Когда я закончил, он задал несколько вопросов, потом мы спустились вниз, он подошел к лестнице, стоящей возле полок, передвинул ее и полез на самый верх. Там он достал стоящие за томами несколько своих книжек, надписал их и попросил передать по назначению. (Просьбу я выполнил. Бывшему на Юго-Западном фронте Ф. Э. Дзержинскому оставил книги на его даче.)
Провожая меня из книжной лавки и отпирая дверь, Есенин взял меня за плечо и задержал:
– Зависть легко переходит в ненависть, – тихо проговорил он. – Самый близкий друг становится яростным врагом и готов тебя сожрать с кишками…
Думаю, что читатели, хоть немного знакомые с биографией Есенина, вместе со мной скажут, что его слова оказались пророческими…
Когда к обеду я вернулся домой, в моей комнате сидел Грузинов. Имажинисты часто переступали через порог моей комнаты. Ларчик открывался просто: не только устав "Ассоциации вольнодумцев", но бланки, штамп, печать хранились у меня. ("Орден имажинистов" не был юридическим лицом и не имел своей печати.) В двадцатые годы то и дело требовались всяческие справки, удостоверения, заверенные копии документов.
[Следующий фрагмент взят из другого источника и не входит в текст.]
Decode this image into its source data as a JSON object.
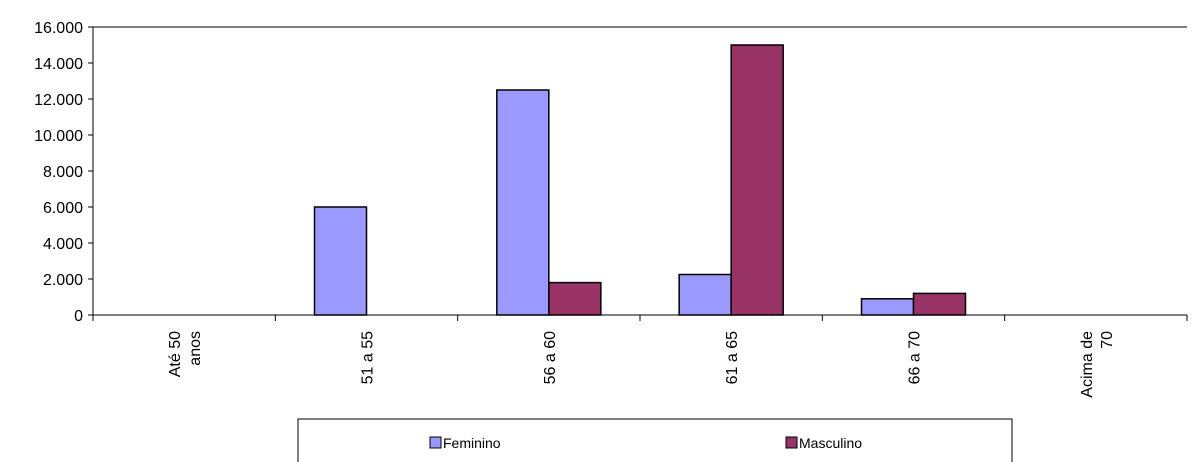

В моей "канцелярии" с пишущей машинкой это делалось с предельной скоростью.
Грузинов пришел за справкой для домового комитета. Разговаривая с ним, я подивился, как это Есенин наизусть прочел Пушкина. Говорили, он знает только "Слово о полку Игореве" да священные книги! Иван усмехнулся:
– Ты думал, он мужичок-простачок? Нет, брат, он себе на уме. Хитра-ай!
И объяснил, что Сергей может прочесть не только Пушкина, но и Лермонтова, Баратынского, Фета…
– Да чего там!.. – продолжал с увлечением Иван. – Он прозу знает: лермонтовскую "Тамань", вещи Гоголя. И знаком с новыми стихами Блока, Маяковского, Пастернака, Мандельштама. Хитра-ай! – повторил Грузинов.
– Погоди! Старое он читал раньше. А когда успел новое?
– Ты у него сам спроси!
Мне не пришлось спрашивать Сергея. Вскоре я встретил его на Б. Никитской, идет – веселый.
– Ты чего это, Сережа?
Есенин рассказал, что члены артели художников слова настаивали на том, чтоб он ежедневно дежурил по несколько часов за прилавком. Сергею это было не по душе и, выбрав какую-нибудь интересную книгу, он влезал по лестнице наверх, усаживался на широкой перекладине и читал. Но было известно, что многие покупатели и покупательницы заходят в лавку не только с целью купить что-нибудь, но еще и поглазеть на Есенина, взять у него автограф, а иногда попросить прочесть их вирши и сказать свое мнение. Если поэт сидел где-то под потолком, то снаружи в окно никто его не видел и в лавку не заходил. Или появлялся для того, чтобы справиться, когда торгует Есенин. Члены артели насели на него, и он нет-нет да становился за прилавок и отпускал книги.